Recently I have wanted to chart some cost data I collected on various foods. As a baseline for discussion, here is a very vanilla excel type graph, reminiscent of ones I am certain you have seen in powerpoint presentations:
This is not a good graph for several reasons
- Only provides a general overview of the data – some foods are cheaper, some more expensive, so what?
- Labels feel cramped and ugly.
- The grid is too prominent and distracting, without being very helpful – you can’t read accurate values from it.
The biggest problem is that it doesn’t “invite the eye to compare”. It doesn’t leave an impact. The first step to addressing this is to revisit the data – it’s quite possible you just have boring data. In this case, I improved the data by coding it according to whether it is vegetarian or not.
For the next iteration of this graph, I colored the graph to highlight the vegetarian aspect of the food. To address the other issues, I moved the labels into the legend, and completely removed the grid, instead displaying the values directly on the graph. This technique works due to the low number of data points. You can think of it has “enhancing” the table rather than displaying a high level overview of it.
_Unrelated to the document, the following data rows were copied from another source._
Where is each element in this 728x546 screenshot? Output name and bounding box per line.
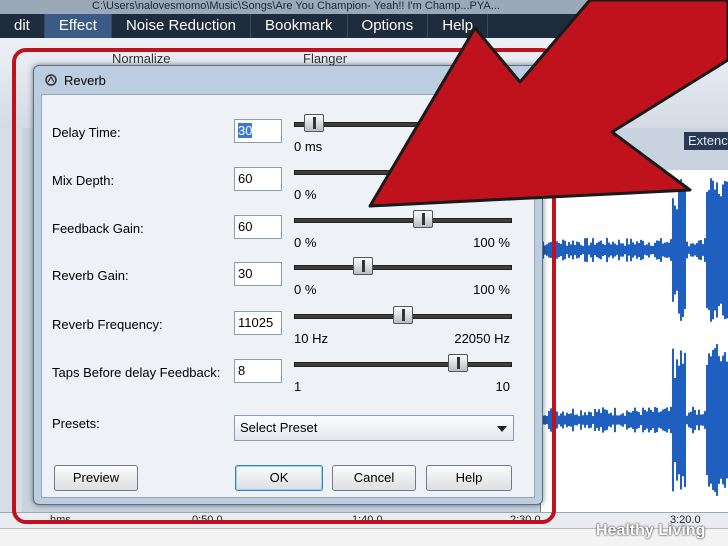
- watermark-text: Healthy Living: [596, 522, 706, 539]
- pointer-arrow-icon: [368, 0, 728, 208]
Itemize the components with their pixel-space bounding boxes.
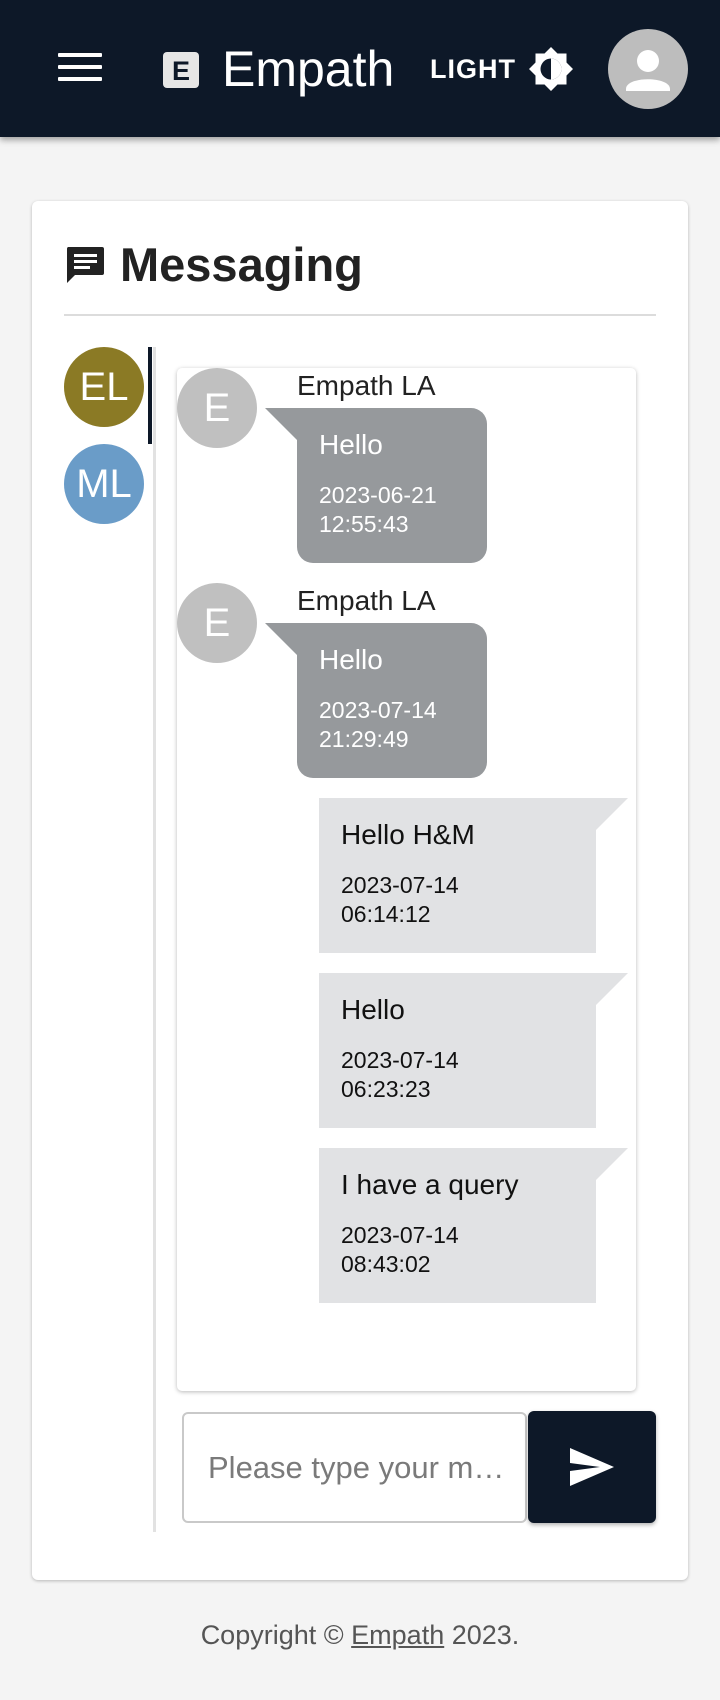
logo-letter: E [172, 56, 190, 86]
theme-toggle-button[interactable]: LIGHT [430, 46, 574, 92]
message-text: Hello [319, 429, 383, 460]
hamburger-menu-icon[interactable] [58, 53, 102, 87]
outgoing-message-bubble: Hello 2023-07-14 06:23:23 [319, 973, 596, 1128]
sender-name: Empath LA [297, 370, 436, 401]
message-timestamp: 2023-07-14 06:14:12 [341, 872, 459, 927]
message-text: Hello [341, 994, 405, 1025]
message-input[interactable] [182, 1412, 527, 1523]
app-bar: E Empath LIGHT [0, 0, 720, 137]
chat-icon [66, 247, 104, 283]
user-avatar[interactable] [608, 29, 688, 109]
message-text: Hello H&M [341, 819, 475, 850]
contact-list: EL ML [64, 347, 154, 541]
contact-avatar-ml[interactable]: ML [64, 444, 144, 524]
messaging-card: Messaging EL ML E Empath LA Hello 2023-0… [32, 201, 688, 1580]
app-brand[interactable]: Empath [222, 38, 394, 100]
title-divider [64, 314, 656, 316]
message-timestamp: 2023-07-14 21:29:49 [319, 697, 437, 752]
message-timestamp: 2023-06-21 12:55:43 [319, 482, 437, 537]
sender-name: Empath LA [297, 585, 436, 616]
bubble-tail [596, 973, 628, 1005]
outgoing-message-bubble: Hello H&M 2023-07-14 06:14:12 [319, 798, 596, 953]
card-header: Messaging [64, 237, 363, 293]
message-bubble: Hello 2023-07-14 21:29:49 [297, 623, 487, 778]
bubble-tail [596, 798, 628, 830]
contact-avatar-el[interactable]: EL [64, 347, 144, 427]
vertical-divider [153, 347, 156, 1532]
bubble-tail [265, 623, 299, 657]
page-title: Messaging [120, 238, 363, 291]
footer: Copyright © Empath 2023. [0, 1620, 720, 1651]
send-button[interactable] [528, 1411, 656, 1523]
send-icon [570, 1448, 614, 1486]
message-text: Hello [319, 644, 383, 675]
brightness-icon [529, 47, 573, 91]
bubble-tail [265, 408, 299, 442]
sender-avatar: E [177, 583, 257, 663]
outgoing-message-bubble: I have a query 2023-07-14 08:43:02 [319, 1148, 596, 1303]
bubble-tail [596, 1148, 628, 1180]
message-timestamp: 2023-07-14 06:23:23 [341, 1047, 459, 1102]
sender-avatar: E [177, 368, 257, 448]
copyright-prefix: Copyright © [200, 1620, 344, 1650]
selected-contact-indicator [148, 347, 152, 444]
footer-link-empath[interactable]: Empath [351, 1620, 444, 1650]
message-bubble: Hello 2023-06-21 12:55:43 [297, 408, 487, 563]
copyright-year: 2023. [451, 1620, 520, 1650]
message-thread[interactable]: E Empath LA Hello 2023-06-21 12:55:43 E … [177, 368, 636, 1391]
theme-label: LIGHT [430, 53, 516, 84]
message-timestamp: 2023-07-14 08:43:02 [341, 1222, 459, 1277]
message-text: I have a query [341, 1169, 519, 1200]
person-icon [626, 50, 670, 91]
logo-icon: E [163, 52, 199, 88]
Also, a serif font (georgia) was used.
This is certainly an improvement, but it still has its flaws
- 8 different colors, which distracts from the data, and the vegetarian data is muted.
- It is much harder to identify the food with the data point, now that the labels have been moved into the legend.
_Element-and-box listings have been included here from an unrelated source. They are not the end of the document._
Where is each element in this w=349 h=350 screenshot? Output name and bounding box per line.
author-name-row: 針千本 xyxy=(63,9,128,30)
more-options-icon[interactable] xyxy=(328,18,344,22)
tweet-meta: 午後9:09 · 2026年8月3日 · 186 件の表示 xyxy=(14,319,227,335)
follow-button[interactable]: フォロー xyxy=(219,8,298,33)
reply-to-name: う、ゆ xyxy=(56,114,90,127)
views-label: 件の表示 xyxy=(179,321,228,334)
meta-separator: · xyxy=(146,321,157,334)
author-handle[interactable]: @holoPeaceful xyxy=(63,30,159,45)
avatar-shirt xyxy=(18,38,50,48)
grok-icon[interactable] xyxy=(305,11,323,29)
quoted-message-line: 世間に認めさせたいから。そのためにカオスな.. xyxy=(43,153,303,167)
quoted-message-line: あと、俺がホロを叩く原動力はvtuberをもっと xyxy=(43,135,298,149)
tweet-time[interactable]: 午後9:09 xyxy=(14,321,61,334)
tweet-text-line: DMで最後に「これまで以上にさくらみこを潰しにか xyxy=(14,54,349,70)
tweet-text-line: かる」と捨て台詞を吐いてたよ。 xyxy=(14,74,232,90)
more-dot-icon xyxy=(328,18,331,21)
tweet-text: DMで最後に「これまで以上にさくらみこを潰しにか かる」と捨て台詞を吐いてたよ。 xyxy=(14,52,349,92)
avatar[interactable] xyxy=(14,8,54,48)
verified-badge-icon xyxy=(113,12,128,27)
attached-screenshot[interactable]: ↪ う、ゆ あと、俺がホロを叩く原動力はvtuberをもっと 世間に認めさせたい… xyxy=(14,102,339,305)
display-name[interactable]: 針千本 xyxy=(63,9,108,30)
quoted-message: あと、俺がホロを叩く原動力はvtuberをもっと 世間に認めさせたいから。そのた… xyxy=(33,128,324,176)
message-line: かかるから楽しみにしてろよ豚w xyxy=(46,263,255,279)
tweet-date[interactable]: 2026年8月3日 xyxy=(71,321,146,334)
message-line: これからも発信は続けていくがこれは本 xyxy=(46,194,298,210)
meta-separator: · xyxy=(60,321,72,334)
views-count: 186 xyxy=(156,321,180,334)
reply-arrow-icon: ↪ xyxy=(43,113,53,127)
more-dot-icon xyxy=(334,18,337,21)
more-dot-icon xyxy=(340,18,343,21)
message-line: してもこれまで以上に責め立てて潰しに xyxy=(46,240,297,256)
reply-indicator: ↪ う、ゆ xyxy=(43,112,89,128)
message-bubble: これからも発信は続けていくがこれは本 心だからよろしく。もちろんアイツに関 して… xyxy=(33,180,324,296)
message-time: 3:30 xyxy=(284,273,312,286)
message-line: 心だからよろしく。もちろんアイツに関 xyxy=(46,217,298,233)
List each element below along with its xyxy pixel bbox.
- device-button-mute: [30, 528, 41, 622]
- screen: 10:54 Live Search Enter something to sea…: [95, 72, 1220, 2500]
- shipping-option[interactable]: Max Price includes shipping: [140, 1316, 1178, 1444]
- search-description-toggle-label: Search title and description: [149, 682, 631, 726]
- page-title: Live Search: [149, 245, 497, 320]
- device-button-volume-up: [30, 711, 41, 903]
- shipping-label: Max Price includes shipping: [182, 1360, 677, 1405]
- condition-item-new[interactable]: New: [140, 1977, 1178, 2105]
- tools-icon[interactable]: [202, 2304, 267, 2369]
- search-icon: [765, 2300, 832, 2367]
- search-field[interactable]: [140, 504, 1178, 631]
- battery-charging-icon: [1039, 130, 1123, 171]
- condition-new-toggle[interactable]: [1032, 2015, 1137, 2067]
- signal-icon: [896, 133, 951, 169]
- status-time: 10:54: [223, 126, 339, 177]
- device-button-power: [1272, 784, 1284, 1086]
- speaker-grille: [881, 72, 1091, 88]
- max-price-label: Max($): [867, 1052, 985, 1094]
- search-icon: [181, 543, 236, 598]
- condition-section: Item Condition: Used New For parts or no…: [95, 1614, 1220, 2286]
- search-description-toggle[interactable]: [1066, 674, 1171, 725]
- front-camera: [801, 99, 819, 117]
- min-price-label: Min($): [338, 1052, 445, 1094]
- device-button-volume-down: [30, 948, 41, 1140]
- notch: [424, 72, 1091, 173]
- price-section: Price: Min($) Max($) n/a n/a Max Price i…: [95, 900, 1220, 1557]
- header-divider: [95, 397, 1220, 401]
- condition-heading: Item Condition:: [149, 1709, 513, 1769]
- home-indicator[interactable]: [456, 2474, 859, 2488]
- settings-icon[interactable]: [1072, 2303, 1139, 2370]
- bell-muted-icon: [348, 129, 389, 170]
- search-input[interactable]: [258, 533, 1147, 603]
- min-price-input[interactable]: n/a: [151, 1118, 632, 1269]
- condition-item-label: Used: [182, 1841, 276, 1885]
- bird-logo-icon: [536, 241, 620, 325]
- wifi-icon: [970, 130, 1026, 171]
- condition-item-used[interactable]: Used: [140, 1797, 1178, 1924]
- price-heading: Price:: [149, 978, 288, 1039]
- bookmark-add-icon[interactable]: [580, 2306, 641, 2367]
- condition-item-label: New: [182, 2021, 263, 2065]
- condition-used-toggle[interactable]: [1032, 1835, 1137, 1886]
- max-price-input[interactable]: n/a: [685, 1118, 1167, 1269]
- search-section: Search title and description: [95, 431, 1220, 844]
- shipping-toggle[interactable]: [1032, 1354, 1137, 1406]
I iterated again, moving the labels back down to the x-axis, which in addition to solving the identification problem, allowed me to drop back down to 2 colours. In our initial graph this felt cramped, so I added some more whitespace and also kept the serif font from the last iteration.
This version of the graph speaks much louder. It’s easier on the eye, and the conclusion I want to draw from the data is clearly expressed. I am using this graph (with proper references and notes) on a new information site I’m working on – it’s far from complete but you can follow along on github if you’re interested.
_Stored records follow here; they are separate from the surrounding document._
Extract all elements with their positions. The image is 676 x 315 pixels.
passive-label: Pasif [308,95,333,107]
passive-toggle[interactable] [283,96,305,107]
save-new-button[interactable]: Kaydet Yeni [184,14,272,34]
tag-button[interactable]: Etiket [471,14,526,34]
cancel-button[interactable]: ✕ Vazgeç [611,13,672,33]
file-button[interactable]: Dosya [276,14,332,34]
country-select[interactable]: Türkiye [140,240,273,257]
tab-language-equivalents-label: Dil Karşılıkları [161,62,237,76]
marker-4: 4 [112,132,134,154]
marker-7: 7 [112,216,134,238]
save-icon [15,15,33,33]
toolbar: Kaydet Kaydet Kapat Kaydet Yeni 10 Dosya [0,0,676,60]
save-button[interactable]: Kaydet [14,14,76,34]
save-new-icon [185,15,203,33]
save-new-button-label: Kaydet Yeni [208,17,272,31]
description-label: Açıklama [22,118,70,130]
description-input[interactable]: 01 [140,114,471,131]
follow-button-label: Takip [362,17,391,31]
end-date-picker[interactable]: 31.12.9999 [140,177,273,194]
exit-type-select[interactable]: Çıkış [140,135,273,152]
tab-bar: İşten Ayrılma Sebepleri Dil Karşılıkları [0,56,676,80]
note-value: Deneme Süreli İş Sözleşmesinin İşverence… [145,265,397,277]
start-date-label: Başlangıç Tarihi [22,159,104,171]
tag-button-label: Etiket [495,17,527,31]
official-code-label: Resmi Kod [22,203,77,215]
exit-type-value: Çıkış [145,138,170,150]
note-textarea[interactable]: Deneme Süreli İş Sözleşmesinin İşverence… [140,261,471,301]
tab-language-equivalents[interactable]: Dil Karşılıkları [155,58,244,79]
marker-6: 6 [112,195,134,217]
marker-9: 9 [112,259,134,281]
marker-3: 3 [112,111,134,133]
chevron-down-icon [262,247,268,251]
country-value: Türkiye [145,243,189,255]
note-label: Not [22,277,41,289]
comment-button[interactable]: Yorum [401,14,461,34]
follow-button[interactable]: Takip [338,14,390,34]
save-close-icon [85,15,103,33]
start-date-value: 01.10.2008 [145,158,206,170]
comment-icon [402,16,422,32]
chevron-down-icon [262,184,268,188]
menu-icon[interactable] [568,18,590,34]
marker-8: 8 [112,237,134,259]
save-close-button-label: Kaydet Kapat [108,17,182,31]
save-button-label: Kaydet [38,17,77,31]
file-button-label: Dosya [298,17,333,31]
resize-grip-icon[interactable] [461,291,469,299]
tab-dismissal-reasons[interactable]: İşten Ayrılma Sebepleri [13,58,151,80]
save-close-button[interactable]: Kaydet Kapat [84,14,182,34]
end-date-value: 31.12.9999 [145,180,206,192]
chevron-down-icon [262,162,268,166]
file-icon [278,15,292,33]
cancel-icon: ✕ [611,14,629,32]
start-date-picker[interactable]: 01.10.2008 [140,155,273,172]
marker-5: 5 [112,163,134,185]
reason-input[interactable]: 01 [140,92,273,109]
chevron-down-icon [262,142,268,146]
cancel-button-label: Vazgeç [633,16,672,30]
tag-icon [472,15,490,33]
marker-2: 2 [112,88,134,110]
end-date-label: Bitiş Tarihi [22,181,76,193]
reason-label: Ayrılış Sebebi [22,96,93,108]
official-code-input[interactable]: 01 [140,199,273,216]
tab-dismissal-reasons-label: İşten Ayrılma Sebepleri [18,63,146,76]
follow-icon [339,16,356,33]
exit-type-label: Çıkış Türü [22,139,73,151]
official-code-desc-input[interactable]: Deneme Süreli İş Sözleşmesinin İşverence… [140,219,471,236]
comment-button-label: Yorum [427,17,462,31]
The first graph was made with OpenOffice spreadsheet, the second with a hacked version of flot for jQuery. The final graph was made with a new jQuery plugin I wrote called tufte-graph. There is a meta-lesson here – I spent hours hacking different JS libraries to try and get them working exactly how I wanted, in the end the quickest solution was to just write what I needed.
I use Colour Lovers to find color nice colour palettes. Works much better than trying random RGB codes.
Spend time on your graphs. A picture is worth a thousand words. They are too often neglected, and it doesn’t take much effort to make them really shine.